Final results showed that votes against carried the day by 65.3 percent, to 34.7 percent in favor. David Roth, the president of Switzerland’s Young Socialists and the referendum’s leading sponsor, said he was disappointed.
His proposal would have meant executives would have been unable to earn more in a month than their lowest-paid workers in a year.

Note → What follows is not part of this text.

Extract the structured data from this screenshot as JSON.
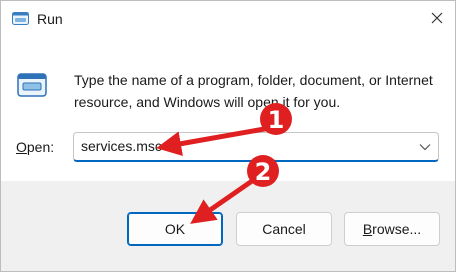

The so-called “1:12 referendum” was the second ballot this year in traditionally conservative and business-friendly Switzerland on the subject of executive remuneration.
In March, voters approved a measure that boosted shareholders’ power over managerial salaries and banned one-off bonuses — so-called “golden hellos and golden goodbyes.”
Roth blamed Sunday’s defeat on “scare tactics” by his opponents.
Employers had mounted a vigorous counterattack, claiming approval of the initiative would undermine Switzerland’s competitiveness, slash tax revenues and breach a taboo on giving the state a role in relations between employers and employees.
University of St Gallen professor of public economics Christian Keuschnigg said a study he had carried out for the employers found the cost to the state would have ranged from “close to zero to as much as 4 billion Swiss francs [US$4.39 bilion],” depending on the reaction of business.
The proponents of the scheme, backed by the Socialists and Greens, argued that the savings in top executive pay would be redistributed among the lower paid.
However, Keuschnigg said, companies might have increased their dividends or relocated to other countries.
“Multinational corporations could easily switch their headquarters elsewhere,” he said. “That danger in our view was quite real.”
Both the government and parliament had called for a “no” vote.
Claude Longchamp, head of the polling group gfs.bern, said that, unlike the sponsors of the March referendum, “the Young Socialists were unable to convince older voters.”
However, Sunday’s verdict is unlikely to dispel the controversy over pay imbalances in Switzerland.
A separate initiative by the trade unions, aimed at the introduction of a minimum wage, is expected to go to a national vote next year.
“Our fight will continue against ‘fat cat’ salaries and an unfair pay system. This system has no future. We succeeded in mobilizing many people and launching a broad debate,” Roth said.